通常、私たちが目にすることができるのは圧倒的にメスです。これはオスよりもメスの体のサイズが極端に大きいことに起因しています。チョウチンアンコウでは、メスとオスの体重差が実に100 倍以上。メスのたくましさは、同じようにメス優位社会であるコブシメ(Vol.10に登場)やクマノミ(Vol.11に登場)をはるかにしのぎます。
その繁殖習性も驚きです。出会いの頻度の少ない深海では、大きなメスを見つけたオスがメスに噛みつき、やがてお互いの皮膚が合わさって血管でつながります。

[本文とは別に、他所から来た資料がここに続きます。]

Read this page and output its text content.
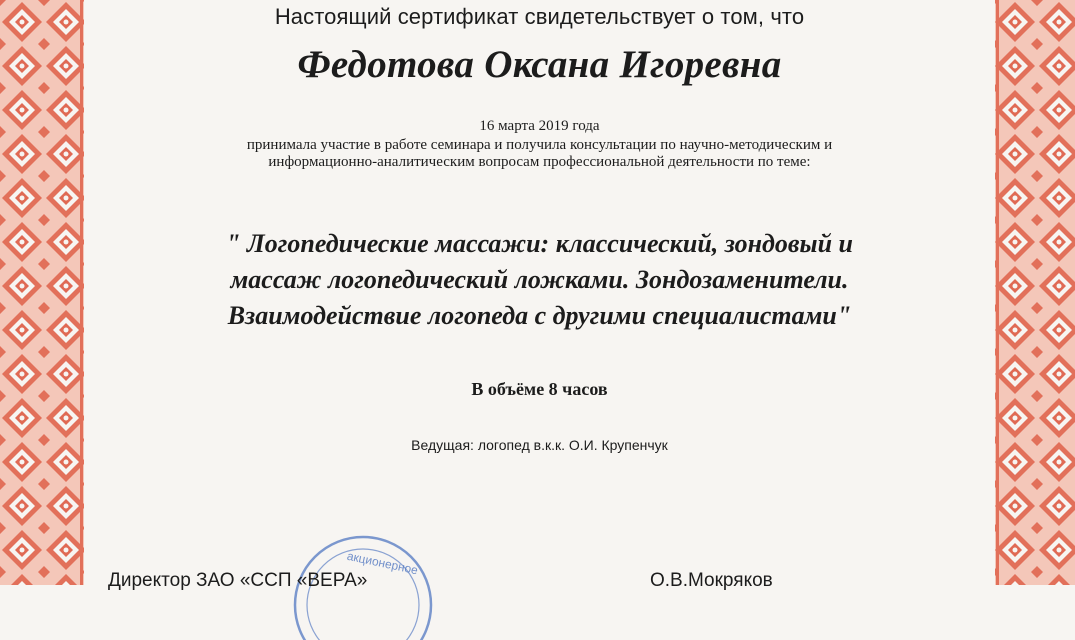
Настоящий сертификат свидетельствует о том, что
Федотова Оксана Игоревна
16 марта 2019 года
принимала участие в работе семинара и получила консультации по научно-методическим и
информационно-аналитическим вопросам профессиональной деятельности по теме:
" Логопедические массажи: классический, зондовый и
массаж логопедический ложками. Зондозаменители.
Взаимодействие логопеда с другими специалистами"
В объёме 8 часов
Ведущая: логопед в.к.к. О.И. Крупенчук
акционерное
Директор ЗАО «ССП «ВЕРА»	О.В.Мокряков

寄生したオスは全栄養をメスに依存し、究極のヒモ生活……と思いきや、主導権は完全にメスが握ることに。繁殖期の産卵時に精子を放出させられたオスは用無しとなり、血流が遮断され、萎縮してメスに吸収されてしまいます。
鍋料理でおなじみのキアンコウも、食用になるほど大きなオスはいないため、食卓に上るのはメスだけです。チョウチンアンコウほど豪快な繁殖習性はないといわれますが、まれにメスの胃袋からオスが出てくることもあります。魚界でも身心共にメスに捧げるのがオスの宿命のようです。

コラーゲン、ビタミンB群、A、Eが豊富

「西のフグ、東のアンコウ」といわれるように、アンコウはそのグロテスクな外見からは想像できないほど美味で、歴史的にも名高い高級食材です。骨以外は捨てるところがなく、肝や皮など、七つ道具と呼ばれる臓器は、それぞれの風味や食感を活かした料理に使われます。
調理の基本は“吊るし切り”です。これは図体が大きいうえに、日頃あまり動かない習性のために柔らかく、表面がヌルっとしてまな板でさばきにくいためです。
アンコウに含まれる栄養素は、肌をプリプリにしてくれる、女性に嬉しいコラーゲンが有名ですが、身にはビタミンB群、肝にはビタミンA、Eも豊富で、皮膚や粘膜の健康維持、貧血予防に良いとされています。
まだ寒さが続く今の時期、美しさと元気の素がつまったアンコウ鍋で温まってはいかがでしょうか。


アンコウ【鮟鱇】

アンコウ目アンコウ科に属する。北極海などの極圏付近から地中海まで広く生息する深海魚。日本近海では水深100〜300mの砂泥底に生息し、底引き網で水揚げされる。
食用にされるのは主にキアンコウで、肝、とも(胸びれ・尾びれ)、ぬの(卵巣)、身(柳肉)、胃(水袋)、えら、皮の部位を七つ道具と呼ぶ。